Gladys Knight joins up with Tyler Perry: Should we be happy?
Here I go feeling conflicted again. With Gladys Knight joining Tyler Perry’s next Madea movie, I Can Do Bad All by Myself, I can rejoice that a mature black actress is getting work and that Knight is keeping up her acting chops (I was a Charlie & Co. fan eons ago). But every time Perry casts another actress of note or name, from Angela Bassett to Cicely Tyson, one can’t help but wonder if that;s entirely a good thing.

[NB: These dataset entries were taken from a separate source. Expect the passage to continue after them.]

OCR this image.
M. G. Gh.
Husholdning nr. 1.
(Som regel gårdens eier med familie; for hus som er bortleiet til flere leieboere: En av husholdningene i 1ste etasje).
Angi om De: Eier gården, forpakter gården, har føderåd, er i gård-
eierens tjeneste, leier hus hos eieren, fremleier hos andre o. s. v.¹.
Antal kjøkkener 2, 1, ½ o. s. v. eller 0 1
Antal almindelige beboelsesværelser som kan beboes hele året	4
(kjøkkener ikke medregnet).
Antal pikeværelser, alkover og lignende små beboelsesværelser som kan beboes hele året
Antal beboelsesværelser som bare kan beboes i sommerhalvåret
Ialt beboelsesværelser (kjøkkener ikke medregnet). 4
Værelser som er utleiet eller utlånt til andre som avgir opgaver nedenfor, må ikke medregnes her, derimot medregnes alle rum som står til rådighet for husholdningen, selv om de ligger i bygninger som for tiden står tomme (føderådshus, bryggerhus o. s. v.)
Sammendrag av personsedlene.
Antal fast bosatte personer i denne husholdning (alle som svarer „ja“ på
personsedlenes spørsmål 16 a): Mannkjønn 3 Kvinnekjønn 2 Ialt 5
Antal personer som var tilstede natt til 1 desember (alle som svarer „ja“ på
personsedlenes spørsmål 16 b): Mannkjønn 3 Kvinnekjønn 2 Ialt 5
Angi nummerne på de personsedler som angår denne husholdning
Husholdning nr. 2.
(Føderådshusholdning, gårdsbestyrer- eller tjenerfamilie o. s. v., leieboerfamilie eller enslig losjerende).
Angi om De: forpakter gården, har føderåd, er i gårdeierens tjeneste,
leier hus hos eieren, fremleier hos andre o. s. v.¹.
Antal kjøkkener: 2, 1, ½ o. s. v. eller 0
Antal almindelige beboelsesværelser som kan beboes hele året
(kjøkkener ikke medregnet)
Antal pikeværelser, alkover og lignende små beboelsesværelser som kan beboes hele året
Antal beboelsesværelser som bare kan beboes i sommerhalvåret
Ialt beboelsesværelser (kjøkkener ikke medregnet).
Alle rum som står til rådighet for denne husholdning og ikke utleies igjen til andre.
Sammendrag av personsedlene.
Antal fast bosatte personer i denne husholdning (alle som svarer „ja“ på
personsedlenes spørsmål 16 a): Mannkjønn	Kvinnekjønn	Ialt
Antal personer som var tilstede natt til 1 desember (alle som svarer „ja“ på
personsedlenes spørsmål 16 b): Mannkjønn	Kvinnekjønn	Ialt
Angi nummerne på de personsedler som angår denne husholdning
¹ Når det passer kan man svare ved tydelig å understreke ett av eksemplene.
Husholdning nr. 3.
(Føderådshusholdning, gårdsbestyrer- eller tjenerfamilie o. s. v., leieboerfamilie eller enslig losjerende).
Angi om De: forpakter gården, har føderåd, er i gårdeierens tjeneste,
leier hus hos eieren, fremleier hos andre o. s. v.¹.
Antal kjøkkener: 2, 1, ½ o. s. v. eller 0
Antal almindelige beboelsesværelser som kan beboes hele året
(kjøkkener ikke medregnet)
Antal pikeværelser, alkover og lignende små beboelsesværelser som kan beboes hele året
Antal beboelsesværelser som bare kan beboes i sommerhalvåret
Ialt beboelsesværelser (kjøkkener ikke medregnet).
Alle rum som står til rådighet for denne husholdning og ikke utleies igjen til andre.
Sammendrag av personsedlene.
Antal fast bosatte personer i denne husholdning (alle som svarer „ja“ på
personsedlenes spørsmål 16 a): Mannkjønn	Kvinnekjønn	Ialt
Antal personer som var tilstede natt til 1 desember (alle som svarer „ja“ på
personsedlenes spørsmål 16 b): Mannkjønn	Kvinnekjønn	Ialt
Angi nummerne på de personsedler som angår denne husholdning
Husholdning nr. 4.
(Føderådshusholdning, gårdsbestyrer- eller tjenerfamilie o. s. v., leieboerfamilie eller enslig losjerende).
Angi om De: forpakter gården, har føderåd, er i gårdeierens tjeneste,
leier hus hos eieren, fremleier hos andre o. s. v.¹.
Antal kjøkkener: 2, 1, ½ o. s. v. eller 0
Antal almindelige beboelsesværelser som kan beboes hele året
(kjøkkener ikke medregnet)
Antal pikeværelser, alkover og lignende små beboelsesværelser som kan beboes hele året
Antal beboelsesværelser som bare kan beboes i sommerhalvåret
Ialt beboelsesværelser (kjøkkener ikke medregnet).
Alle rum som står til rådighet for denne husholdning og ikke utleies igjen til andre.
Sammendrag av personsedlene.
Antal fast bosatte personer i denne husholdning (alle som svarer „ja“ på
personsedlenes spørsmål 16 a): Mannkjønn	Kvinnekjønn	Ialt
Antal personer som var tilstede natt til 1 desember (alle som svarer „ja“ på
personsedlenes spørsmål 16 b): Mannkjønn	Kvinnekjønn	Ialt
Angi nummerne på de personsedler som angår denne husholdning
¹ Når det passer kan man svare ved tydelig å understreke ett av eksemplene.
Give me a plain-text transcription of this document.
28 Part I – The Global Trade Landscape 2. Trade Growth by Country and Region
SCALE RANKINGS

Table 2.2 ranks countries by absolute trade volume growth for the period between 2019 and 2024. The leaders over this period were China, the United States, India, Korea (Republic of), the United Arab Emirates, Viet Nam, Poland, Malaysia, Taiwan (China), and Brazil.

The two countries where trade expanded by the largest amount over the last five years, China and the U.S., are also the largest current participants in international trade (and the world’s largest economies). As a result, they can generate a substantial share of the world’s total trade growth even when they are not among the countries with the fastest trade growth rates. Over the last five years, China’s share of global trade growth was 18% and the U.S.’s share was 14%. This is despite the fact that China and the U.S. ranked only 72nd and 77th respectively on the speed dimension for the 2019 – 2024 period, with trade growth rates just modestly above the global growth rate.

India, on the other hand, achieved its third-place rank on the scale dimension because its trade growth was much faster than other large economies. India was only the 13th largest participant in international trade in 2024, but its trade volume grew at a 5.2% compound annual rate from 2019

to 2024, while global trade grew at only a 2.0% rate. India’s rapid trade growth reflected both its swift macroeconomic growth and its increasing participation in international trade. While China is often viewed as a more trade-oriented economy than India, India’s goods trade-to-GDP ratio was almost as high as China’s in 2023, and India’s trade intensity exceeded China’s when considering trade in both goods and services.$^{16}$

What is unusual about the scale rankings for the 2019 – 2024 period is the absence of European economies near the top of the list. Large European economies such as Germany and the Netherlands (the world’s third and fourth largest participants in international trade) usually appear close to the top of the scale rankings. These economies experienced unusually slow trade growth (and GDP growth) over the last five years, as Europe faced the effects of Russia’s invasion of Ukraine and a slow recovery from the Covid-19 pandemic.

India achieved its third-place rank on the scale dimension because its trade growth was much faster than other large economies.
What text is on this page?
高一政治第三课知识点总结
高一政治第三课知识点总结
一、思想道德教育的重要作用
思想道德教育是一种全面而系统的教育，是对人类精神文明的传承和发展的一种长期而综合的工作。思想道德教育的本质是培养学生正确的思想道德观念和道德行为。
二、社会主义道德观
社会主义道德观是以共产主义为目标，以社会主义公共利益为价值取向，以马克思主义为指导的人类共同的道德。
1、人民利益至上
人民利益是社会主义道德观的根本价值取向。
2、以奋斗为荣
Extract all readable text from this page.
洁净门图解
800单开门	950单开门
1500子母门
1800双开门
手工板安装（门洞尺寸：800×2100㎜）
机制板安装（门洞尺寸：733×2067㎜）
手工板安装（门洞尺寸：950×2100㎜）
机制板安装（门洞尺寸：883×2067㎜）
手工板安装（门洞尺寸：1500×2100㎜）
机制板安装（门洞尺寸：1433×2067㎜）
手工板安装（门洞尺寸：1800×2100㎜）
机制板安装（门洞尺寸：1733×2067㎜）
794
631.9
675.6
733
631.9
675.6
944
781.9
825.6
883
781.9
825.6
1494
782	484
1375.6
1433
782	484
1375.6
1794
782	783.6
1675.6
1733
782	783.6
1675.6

To be sure, Perry serves a vital function in the film community: He employs people who don’t get enough breaks. Viola Davis (Doubt) and Taraji P. Henson (The Curious Case of Benjamin Button) can get Oscar notice for their work in big-budget studio movies, but they’re also happy to work for Perry because big-budget studio movies — much less those with Oscar-worthy roles — have painfully inaccurate aim when it comes to landing in non-white actresses’ laps. (Or older actresses’ laps, or actresses with big mouths and bigger opinions, you get the picture.) Plus, there’s no denying that some actresses pick up work after appearing in Perry’s films, the most obvious example being Bassett, who after a few lean years starred in Meet the Browns last March and was on ER by October. Still, Perry has his critics, and not without reason (as EW explored last month in the feature “How Do You Solve a Problem Like Madea?“)
Those who knock Perry have a standard script: His characters flirt with entrenched stereotypes of African Americans; his films seem to perpetuate a kind of class warfare between working class and upwardly mobile, or “bourgie,” black people; and his movies reflect a general lack of cinematic artistry. If all that is true, then there are as many reasons to bemoan Knight’s Madea debut as to herald it. Simply put, there ought to be more options.
So here’s what I’m proposing (it’s a fantasy, I admit): Make Tyler Perry a real studio mogul. Sure, he’s got a lovely facility down in Atlanta, where lots of people collect paychecks. How about slapping some of that money down in front of Antoine Fuqua, John Singleton, or one of the many up-and-coming young directors who can speak to an African American audience? Black people are as diverse as everyone else, and we, too, deserve diversity of perspective. If Perry started investing in other directors, not only would there be more black cinema for audiences, there’d be more work for performers — and more profit for Perry. We’d get Gladys, good movies, and a revolutionary new business model for the studio system. Doesn’t that sort of mean everybody wins?